Tonight, he watched Candace for the anticipated crash. How would her mother’s death affect her? And we she, he feared, no he couldn’t let himself think it…
“It’s just that, she was such a permanent force in my life,” Candace went on, staring up through eyes that were finally clear to a sky that was finally clear. “I’m glad. I’m glad to not have the pressure, the struggle. I’m glad for the opportunity to do things without wondering what she thinks about it. And yet I still stand here and wonder what she would think!” She laughed, but it sounded like more of a choking than a laugh.
“She won’t ever stop. She won’t ever be gone. And, I still just want her back, you know?” She looked to her husband with sad, innocent eyes. She may never feel the comfort, the grounding of a guiding force again. But she also wouldn’t feel the weight of that anchor.
“Jack? Do you know what really scares me?”
“I think I do. But, why don’t you tell me?”
“If I say it out loud, it makes it true,” she said, stalling, knowing he already knew what she needed to say.
“Do you want me to guess?”
“No.” She knew hearing him say it would only serve to make her hate him. She didn’t want to be unfair to him. She didn’t want to hate him, because she really needed to love him right now. “I’m afraid… I… I mean, it’ll happen…”
“You are not like her,” he graciously offered. But she knew even he had his doubts.
She would fight it, she told herself. She would push that part of her down. She would embrace all that was normal, treasure all that was typical, and keep herself on an even keel at all times. Balance, structure and stability were her holy trinity.
“I don’t have to be,” she affirmed. She would stop thinking about light traveling through the solar system, or balls of radiating gases. She would think of shining stars twinkling across the sky. She wouldn’t think about what it was like to watch her mother slowly descend into madness. She would mourn her, grieve and cry and move on, like a normal daughter. She wouldn’t overthink or over-feel. She would just let her go.

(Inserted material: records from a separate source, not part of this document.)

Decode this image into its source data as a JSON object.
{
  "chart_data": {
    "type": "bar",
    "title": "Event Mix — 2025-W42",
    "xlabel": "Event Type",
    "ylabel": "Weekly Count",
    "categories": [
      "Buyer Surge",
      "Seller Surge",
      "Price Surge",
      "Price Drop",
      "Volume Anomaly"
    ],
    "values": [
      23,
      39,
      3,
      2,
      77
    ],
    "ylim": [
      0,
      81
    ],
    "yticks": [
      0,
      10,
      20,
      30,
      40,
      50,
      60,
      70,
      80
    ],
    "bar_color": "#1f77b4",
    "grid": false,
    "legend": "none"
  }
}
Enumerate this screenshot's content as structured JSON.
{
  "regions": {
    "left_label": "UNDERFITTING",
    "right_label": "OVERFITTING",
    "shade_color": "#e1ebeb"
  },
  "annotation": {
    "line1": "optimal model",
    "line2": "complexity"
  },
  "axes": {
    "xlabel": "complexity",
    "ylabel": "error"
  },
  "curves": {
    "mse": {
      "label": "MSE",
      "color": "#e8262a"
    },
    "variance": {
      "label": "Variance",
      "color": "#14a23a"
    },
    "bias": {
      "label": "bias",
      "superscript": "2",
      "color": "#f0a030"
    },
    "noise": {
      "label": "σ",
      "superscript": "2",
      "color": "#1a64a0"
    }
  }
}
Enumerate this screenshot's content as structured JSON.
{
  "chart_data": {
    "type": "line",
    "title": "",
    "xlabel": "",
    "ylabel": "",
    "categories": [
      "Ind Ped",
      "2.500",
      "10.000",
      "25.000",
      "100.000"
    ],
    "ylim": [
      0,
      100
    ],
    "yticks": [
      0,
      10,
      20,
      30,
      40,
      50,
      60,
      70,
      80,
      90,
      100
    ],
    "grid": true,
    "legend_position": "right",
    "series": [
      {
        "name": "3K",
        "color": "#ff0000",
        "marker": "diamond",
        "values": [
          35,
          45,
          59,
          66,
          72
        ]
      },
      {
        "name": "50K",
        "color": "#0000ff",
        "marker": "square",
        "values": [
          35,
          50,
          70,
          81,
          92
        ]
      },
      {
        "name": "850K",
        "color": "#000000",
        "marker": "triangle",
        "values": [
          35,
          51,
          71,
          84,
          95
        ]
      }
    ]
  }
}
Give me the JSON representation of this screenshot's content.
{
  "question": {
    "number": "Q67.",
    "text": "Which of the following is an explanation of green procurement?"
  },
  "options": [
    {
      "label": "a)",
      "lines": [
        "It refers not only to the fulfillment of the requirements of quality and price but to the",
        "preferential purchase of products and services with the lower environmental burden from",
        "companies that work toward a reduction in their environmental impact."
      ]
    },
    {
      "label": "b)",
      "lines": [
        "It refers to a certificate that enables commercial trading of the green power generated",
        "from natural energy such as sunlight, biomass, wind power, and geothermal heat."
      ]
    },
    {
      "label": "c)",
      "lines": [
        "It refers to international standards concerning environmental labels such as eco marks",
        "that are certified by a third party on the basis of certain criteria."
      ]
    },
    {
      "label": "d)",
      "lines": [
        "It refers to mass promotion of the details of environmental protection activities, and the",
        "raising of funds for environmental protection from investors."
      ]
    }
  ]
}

“I’m so glad I have you to lean on, especially now.” He smiled the gentle smile of the only one who knew her so well, and took her hand to lead her inside.
“Candace? Who are you talking to out there? Honey, it’s cold out. It’s been storming.
"Honey… are you talking to your ‘friend’ Jack again? Come on in. We’ll work on it,” Helen said, as both women glanced at the clouds moving eerily to block the moon and the last of the twinkling stars.